I also imagine that venture funding rounds have a lower ceiling than the public markets - but at these rounds I'm not so sure!
usually you would go through seed funding, the series a,b, and possibly a1 and b1. If you entered c or d territory it meant that you still had a chance but vc would be following you very closely. After d, you could raise money, but it would be under very unfavorable conditions
they can do as many as they want. but at some point investors need/want to exit their positions and push for an IPO. That point is different for every company.
Anthropic has a great product, but what's going on in the stock market is astonishing. Companies waiting to be valued at a trillion dollars before going public? (I'm writing this comment with the assumption that they will go public soon and the valuation will be higher than this $965 billion dollar private valuation) The stock market used to be a place for companies to raise money from investors. But that isn't what it is anymore, it's a dumping ground. Venture capitalists & private investors are sucking all of the possible growth and future upside from these companies and then dumping them on retail investors when there's nothing left. There is no growth or upside left by the time these companies go public.
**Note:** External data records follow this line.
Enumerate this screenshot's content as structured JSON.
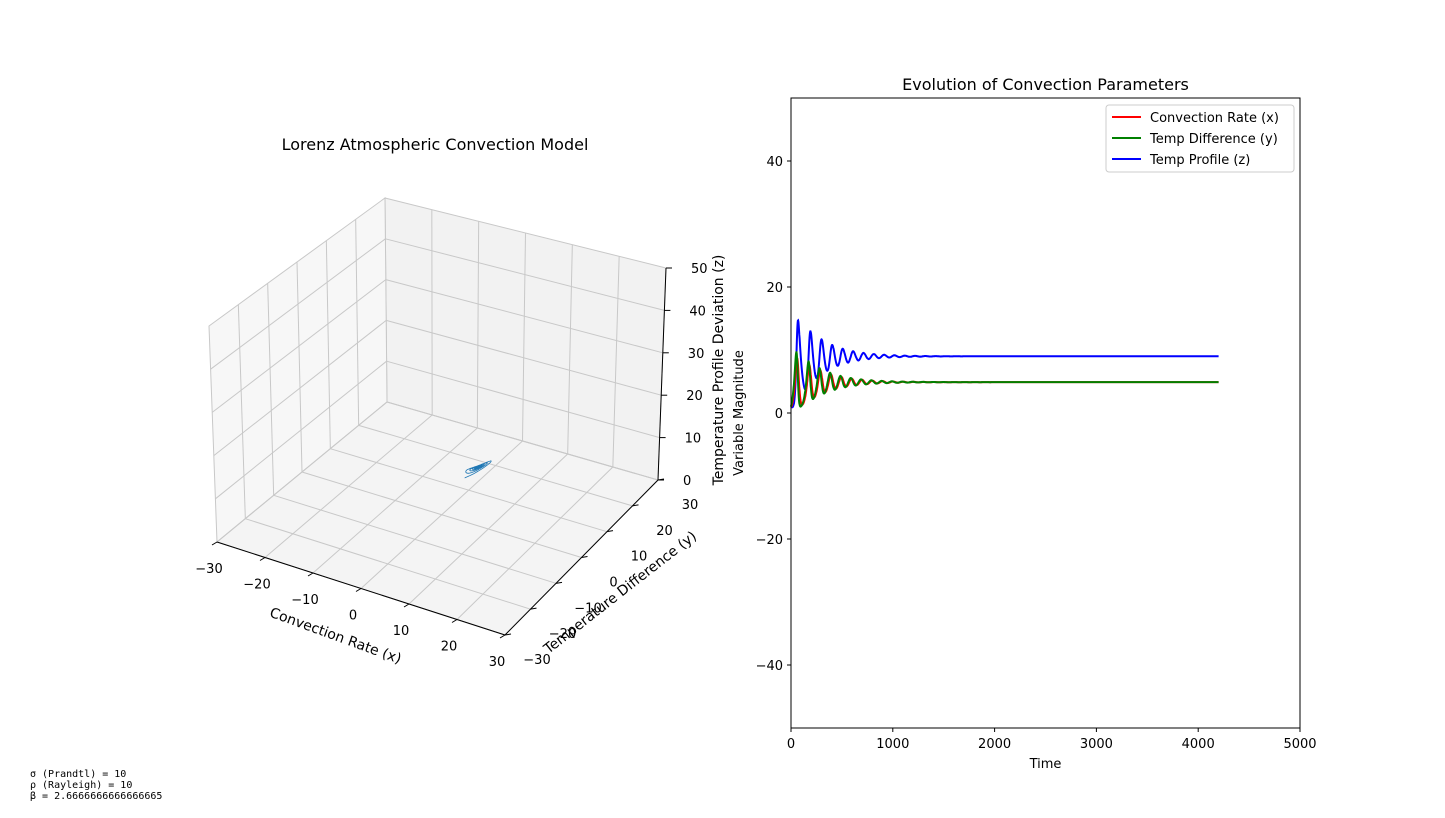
{
  "chart_data": [
    {
      "type": "line3d",
      "title": "Lorenz Atmospheric Convection Model",
      "xlabel": "Convection Rate (x)",
      "ylabel": "Temperature Difference (y)",
      "zlabel": "Temperature Profile Deviation (z)",
      "xlim": [
        -30,
        30
      ],
      "ylim": [
        -30,
        30
      ],
      "zlim": [
        0,
        50
      ],
      "xticks": [
        "−30",
        "−20",
        "−10",
        "0",
        "10",
        "20",
        "30"
      ],
      "yticks": [
        "−30",
        "−20",
        "−10",
        "0",
        "10",
        "20",
        "30"
      ],
      "zticks": [
        "0",
        "10",
        "20",
        "30",
        "40",
        "50"
      ],
      "grid": true,
      "color": "#1f77b4",
      "fixed_point": [
        4.9,
        4.9,
        9.0
      ],
      "start_point": [
        1,
        1,
        1
      ]
    },
    {
      "type": "line",
      "title": "Evolution of Convection Parameters",
      "xlabel": "Time",
      "ylabel": "Variable Magnitude",
      "xlim": [
        0,
        5000
      ],
      "ylim": [
        -50,
        50
      ],
      "xticks": [
        "0",
        "1000",
        "2000",
        "3000",
        "4000",
        "5000"
      ],
      "yticks": [
        "−40",
        "−20",
        "0",
        "20",
        "40"
      ],
      "legend": "top-right",
      "grid": false,
      "x_end": 4200,
      "series": [
        {
          "name": "Convection Rate (x)",
          "color": "#ff0000",
          "final": 4.9,
          "start": 1.0
        },
        {
          "name": "Temp Difference (y)",
          "color": "#008000",
          "final": 4.9,
          "start": 1.0
        },
        {
          "name": "Temp Profile (z)",
          "color": "#0000ff",
          "final": 9.0,
          "start": 1.0,
          "peaks": [
            [
              80,
              14.8
            ],
            [
              190,
              13.0
            ],
            [
              300,
              11.8
            ],
            [
              410,
              10.9
            ],
            [
              515,
              10.3
            ]
          ]
        }
      ]
    }
  ],
  "params": {
    "sigma": "σ (Prandtl) = 10",
    "rho": "ρ (Rayleigh) = 10",
    "beta": "β = 2.6666666666666665"
  }
}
If you invest in these IPOs you are buying the absolute peak with all potential future profits baked into the price, with nowhere left to go but down.
Yeup, no shortage of tech IPOs over the past five years that are now valued at like 5% of what they were after being dumped onto the market: ZoomInfo, Bumble, Gemini
And many more that are 50% of what they were: Snowflake, Coinbase
And many more that went back to private companies and then were sold off: Carbon Black, etc...
I'm actually too lazy to go list out all of them.
But employees, beware, of those gnarly lockup periods post IPO where all the better classed options than yours get to exit.
> Venture capitalists & private investors are sucking all of the possible growth and future upside from these companies and then dumping them on retail investors when there's nothing left.
A lot of the money that is deployed by VCs comes from pension funds and asset managers that ultimately manage money for the average Joe.
Say you join Anthropic now as an employee. What are the chances of your equity appreciating in value? I don't think we have any historical precedents to this.
This did round involve a secondary? If yes, any data to suggest that these secondaries are leading to increased spending outside of housing and propping up the local economy?
They eventually stop, Excel has a max column size of 16,384. Not sure what letter combo that would be (ZZZZZZZZZZ or something?), but it does eventually halt.
That announcement is a bit short on details. I suppose that, like in the previous rounds, there are some strings attached and they'll not get all of it at once.
Hynix is participating with a new circular deal. Hynix is also valued at $1 trillion now, which is positively insane.
This scam will implode harder that the housing bubble.
The circulation of money in AI is deeply troubling (NVIDIA being one of the worst I believe), either the bubble doesn’t pop and corruption like this is considered legal (self-inflating money amongst friends) or it pops and the financial hurt will be felt for a decade.
Revenue up to $47B. Looking forward to the Ed Zitron hot take on this one! No doubt he will fling more baseless accusations of fraud and other nonsense.
This has become a meme which is way out over its skis. Yes, run-rate is not the complete story, but "impossible to interpret" is way overstating the case.